China slowdown or meltdown?
The rapid growth in the Chinese economy over the past decade has propelled it to become the world’s second largest economy. Double-digit growth rates during the 2000’s was a boon to the Australian economy due to the demand for our iron ore and coal to meet their high levels of steel production which cushioned our economy through the GFC. While these growth rates are a thing of the past in China, the government has so far managed an orderly moderation in the pace of growth to a more sustainable level of around 6.5% in their attempt to rebalance the economy from being investment led to more consumer oriented. It is important to remember however that China is not a western-style open market economy. The communist government exerts control of many financial market variables that are usually determined by market forces such as interest rates, currency levels and capital flows. During the share market sell off in 2015, the government instructed state owned enterprises not to sell to moderate the extent of the market’s decline. Official data releases in China suspiciously fall bang in line with expectations and are therefore treated with some skepticism.

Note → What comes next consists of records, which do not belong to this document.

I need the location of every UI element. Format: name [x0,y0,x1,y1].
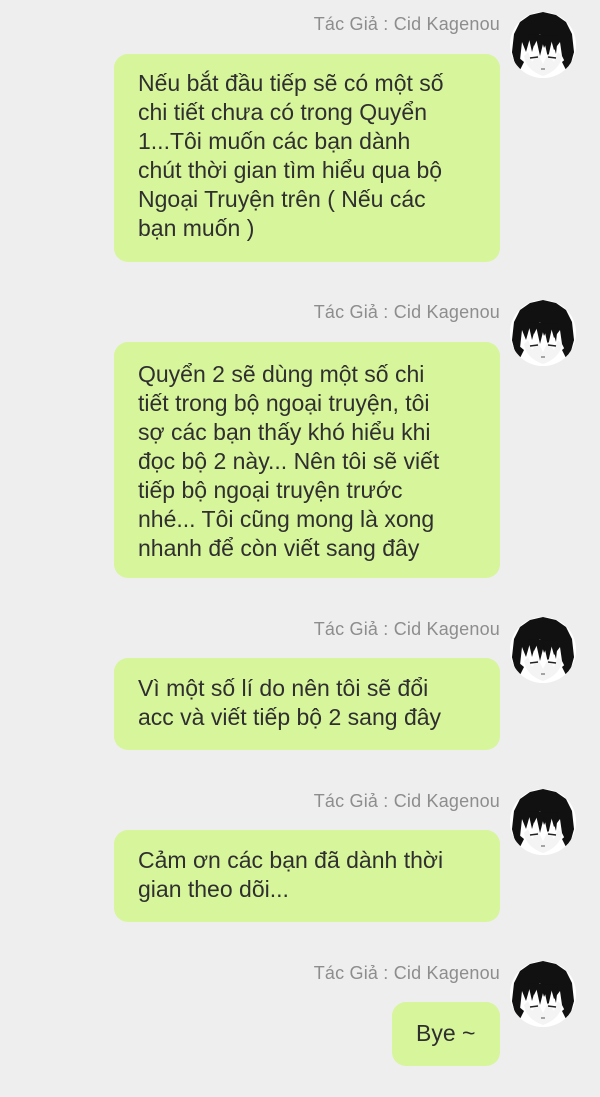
chat-thread: Tác Giả : Cid Kagenou Nếu bắt đầu tiếp s… [0,0,600,1097]
author-name: Tác Giả : Cid Kagenou [313,791,500,811]
message-bubble: Cảm ơn các bạn đã dành thời gian theo dõ… [114,830,500,922]
message-bubble: Nếu bắt đầu tiếp sẽ có một số chi tiết c… [114,54,500,262]
author-name: Tác Giả : Cid Kagenou [313,963,500,983]
author-name: Tác Giả : Cid Kagenou [313,302,500,322]
message-bubble: Vì một số lí do nên tôi sẽ đổi acc và vi… [114,658,500,750]
anime-character-avatar-icon[interactable] [510,300,576,366]
anime-character-avatar-icon[interactable] [510,617,576,683]
anime-character-avatar-icon[interactable] [510,789,576,855]
message-bubble: Bye ~ [392,1002,500,1066]
author-name: Tác Giả : Cid Kagenou [313,619,500,639]
author-name: Tác Giả : Cid Kagenou [313,14,500,34]
message-bubble: Quyển 2 sẽ dùng một số chi tiết trong bộ… [114,342,500,578]
anime-character-avatar-icon[interactable] [510,961,576,1027]
anime-character-avatar-icon[interactable] [510,12,576,78]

As our major trading partner, the Australian economy is inextricably linked to China. As a consequence, the economic prospects for China have a direct impact on our economy, currency and share market. Overseas investors often use the AUD as a proxy for both commodity prices and Chinese growth.
China faces a number of economic challenges raising concern in financial markets. First of all, its rapid expansion over the past decade has largely been financed by debt, much of which has been sourced from outside the regulated banking system by the so called “shadow banking” sector. In the event of an economic downturn, excessive debt levels elevate the risk of the damaging impact of bad debt impairment. As the world’s biggest creditor nation however, most of the debt is locally sourced cushioning the economy from a potential foreign currency crisis.
Secondly, the property market has been slowing lately raising concerns that this may turn into a more serious slump. There has been concern about property over supply in China for many years, much of which has been absorbed by the migration of labor from rural to urban areas.
Lastly, the potential impact of a prolonged trade war with the US could be damaging to China’s export led economy. With the US economy powering along and with key US mid-term elections coming up in November, President Trump has picked his time to take on China in a trade fight.
Our conclusion is that while the risks in China need to be carefully monitored, especially the trade risk, these will be manageable especially given that the Chinese government has numerous mechanisms available to avert any meaningful slowdown.
We continue to remain comfortable with the outlook for the global economy, led by a robust US economy. Inflation remains well contained and markets are coping well with the reality that monetary stimulus is slowly being drained from the financial system. While share markets have done well over the past few years, valuations still remain reasonable, especially when factoring in anticipated levels of corporate earnings growth. We continue to expect shares to outperform other asset classes but by a smaller margin than has been the case in the past few years. On the flip side, risks to the market outlook are on the rise especially in relation to US inflation, a potential global trade war, on-going difficulties with the Brexit process and the risk of further EU instability in the wake of the Italian election.
At this stage of the investment cycle our focus shifts towards the need to preserve capital as opposed to squeezing every last drop out of the equity market rally. As a consequence, we will shortly commence the process of gradually reducing the level of equity risk in portfolios by selling a modest position in international and Australian shares. We will exercise discretion with respect to the timing of this move as it is our preference to sell into strength rather than weakness. The up-coming US earnings season, which promises some strong results, looks to be the ideal opportunity to commence this process. Part of our strategy will be to maintain the level of foreign currency exposure in portfolios as USD strength is a high conviction position that has paid dividends in the past few months as the AUD has fallen around 9%, providing a wind fall gain from foreign currency assets.